Bagikan:

JAKARTA - Dewan Keamanan Perserikatan Bangsa Bangsa pada Hari Senin mengadopsi resolusi rancangan Amerika Serikat pada peringatan tiga tahun invasi Rusia ke Ukraina yang mengambil posisi netral terhadap konflik tersebut.

Resolusi singkat tersebut mencerminkan perubahan kebijakan AS terhadap Ukraina oleh Trump setelah menjabat bulan lalu dan sikapnya yang lebih lunak terhadap Rusia.

Duta Besar Rusia untuk PBB Vassily Nebenzia mengakui "perubahan konstruktif" dalam posisi AS terhadap konflik tersebut. Ia mengatakan kepada dewan, resolusi tersebut "bukan resolusi yang ideal," tetapi "titik awal untuk upaya masa depan menuju penyelesaian damai," dikutip dari Reuters 25 Februari.

DK PBB yang beranggotakan 15 negara telah menemui jalan buntu selama perang dan tidak dapat mengambil tindakan apa pun.

Di sisi lain, Majelis Umum PBB yang beranggotakan 193 negara telah berulang kali mendukung kedaulatan dan integritas teritorial Ukraina serta menyerukan perdamaian yang adil, langgeng, dan menyeluruh sesuai dengan Piagam PBB.

AS sebelumnya gagal meyakinkan Majelis Umum untuk meloloskan resolusi tiga paragraf yang sama yang diadopsi oleh Dewan Keamanan pada Hari Senin.

Resolusi tersebut berduka atas hilangnya nyawa dalam "konflik Rusia-Ukraina", menegaskan kembali tujuan PBB adalah untuk menjaga perdamaian dan keamanan internasional serta menyelesaikan perselisihan secara damai, dan mendesak diakhirinya konflik dengan cepat dan perdamaian yang langgeng.

Dewan Keamanan mengadopsi resolusi AS dengan 10 suara mendukung, sementara Prancis, Inggris, Denmark, Yunani, dan Slovenia abstain.
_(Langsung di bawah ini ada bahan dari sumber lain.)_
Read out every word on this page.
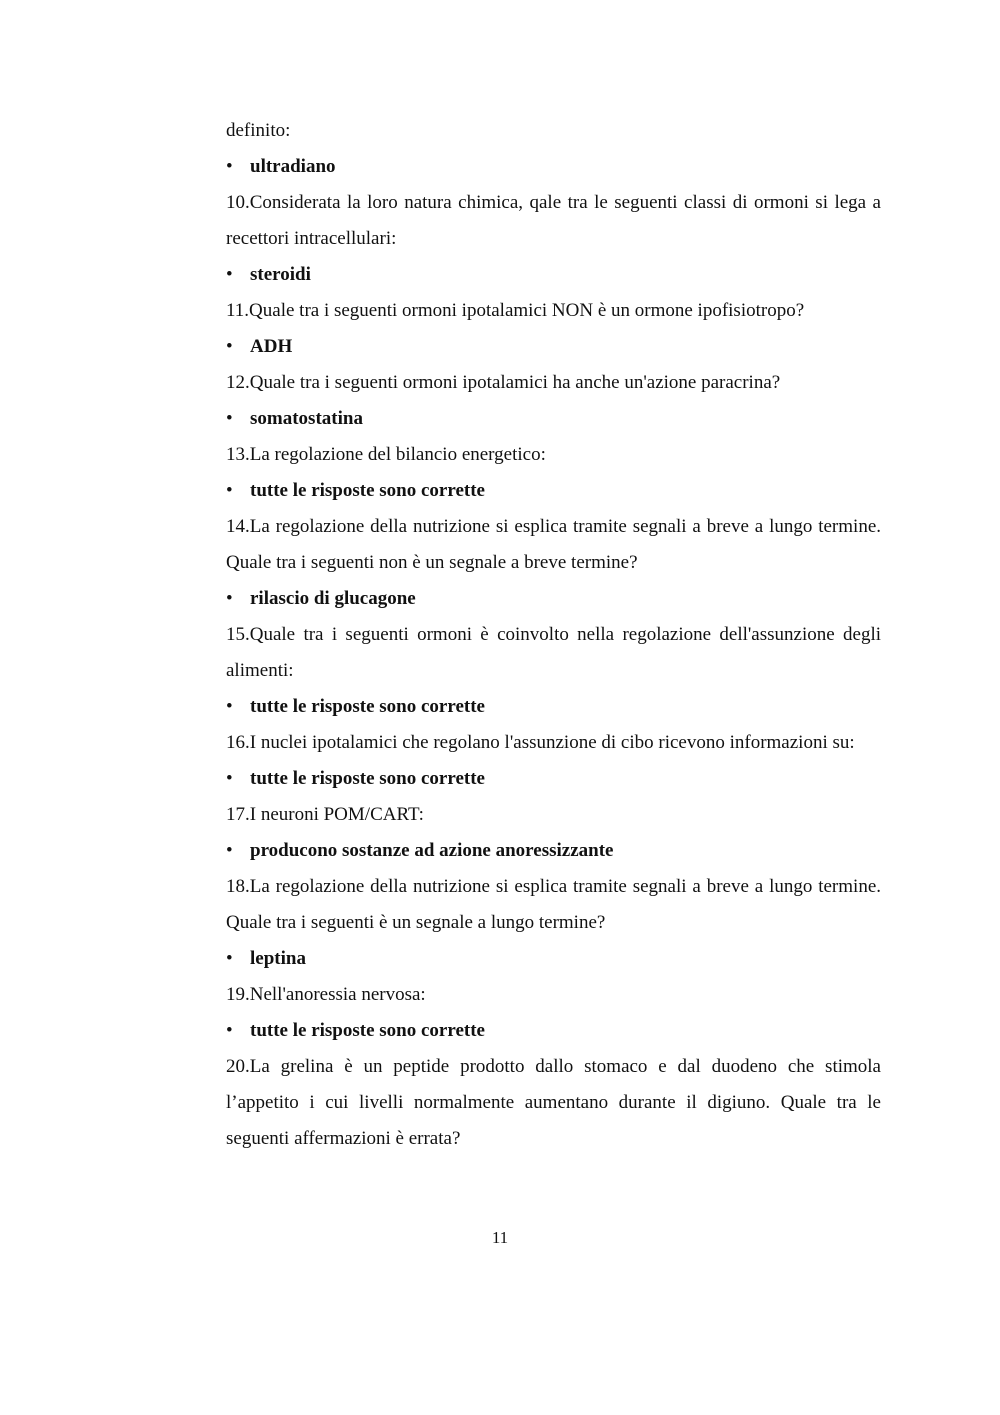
definito:

• ultradiano

10.Considerata la loro natura chimica, qale tra le seguenti classi di ormoni si lega a recettori intracellulari:

• steroidi

11.Quale tra i seguenti ormoni ipotalamici NON è un ormone ipofisiotropo?

• ADH

12.Quale tra i seguenti ormoni ipotalamici ha anche un'azione paracrina?

• somatostatina

13.La regolazione del bilancio energetico:

• tutte le risposte sono corrette

14.La regolazione della nutrizione si esplica tramite segnali a breve a lungo termine. Quale tra i seguenti non è un segnale a breve termine?

• rilascio di glucagone

15.Quale tra i seguenti ormoni è coinvolto nella regolazione dell'assunzione degli alimenti:

• tutte le risposte sono corrette

16.I nuclei ipotalamici che regolano l'assunzione di cibo ricevono informazioni su:

• tutte le risposte sono corrette

17.I neuroni POM/CART:

• producono sostanze ad azione anoressizzante

18.La regolazione della nutrizione si esplica tramite segnali a breve a lungo termine. Quale tra i seguenti è un segnale a lungo termine?

• leptina

19.Nell'anoressia nervosa:

• tutte le risposte sono corrette

20.La grelina è un peptide prodotto dallo stomaco e dal duodeno che stimola l’appetito i cui livelli normalmente aumentano durante il digiuno. Quale tra le seguenti affermazioni è errata?

11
Rusia memberikan suara mendukung setelah gagal mengubahnya dan memveto tawaran Eropa untuk menambahkan bahasa yang mendukung Ukraina.

"Resolusi ini menempatkan kita di jalur menuju perdamaian. Ini adalah langkah pertama, tetapi yang krusial – yang seharusnya membuat kita semua bangga," kata penjabat Duta Besar AS untuk PBB Dorothy Shea kepada dewan.

"Sekarang kita harus menggunakannya untuk membangun masa depan yang damai bagi Ukraina, Rusia, dan masyarakat internasional," lanjutnya.

Sementara itu, Duta Besar Inggris untuk PBB Barbara Woodward mengatakan kepada dewan, persyaratan perdamaian di Ukraina penting dan harus "mengirim pesan bahwa agresi tidak membuahkan hasil."

"Itulah sebabnya tidak ada kesetaraan antara Rusia dan Ukraina dalam cara dewan ini merujuk pada perang ini. Jika kita ingin menemukan jalan menuju perdamaian yang berkelanjutan, dewan harus menjelaskan asal-usul perang," katanya.

Sedangkan Duta Besar Prancis untuk PBB Nicolas de Riviere mengatakan, meskipun negaranya "berkomitmen penuh untuk perdamaian di Ukraina, kami menyerukan perdamaian yang komprehensif, adil, dan abadi, dan tentu saja bukan penyerahan diri korban."

Sebelumnya, Majelis Umum PBB di hari yang sama mengadopsi sdua resolusi, satu dirancang oleh Ukraina dan Eropa, satu lagi rancangan AS yang diamandemen oleh majelis untuk memasukkan bahasa yang telah lama dianutnya yang mendukung Ukraina. Suara-suara tersebut memberi Ukraina dan negara-negara Eropa kemenangan diplomatik atas Washington.

"Perang ini tidak pernah hanya tentang Ukraina. Ini tentang hak dasar setiap negara untuk hidup, untuk memilih jalannya sendiri, dan untuk hidup bebas dari agresi," kata Wakil Menteri Luar Negeri Ukraina Mariana Betsa kepada majelis sebelum pemungutan suara.

Resolusi yang dirancang AS yang diamandemen memenangkan 93 suara yang mendukung di majelis, sementara 73 negara abstain dan delapan memilih tidak. Rusia gagal dalam upaya untuk mengubah teks AS untuk memasukkan referensi ke "akar penyebab" konflik.

Resolusi yang disusun oleh Ukraina dan negara-negara Eropa disahkan dengan 93 suara mendukung, 65 abstain, dan 18 suara tidak setuju. Selain Amerika Serikat, beberapa negara lain yang memberikan suara tidak setuju adalah Rusia, Korea Utara dan Israel.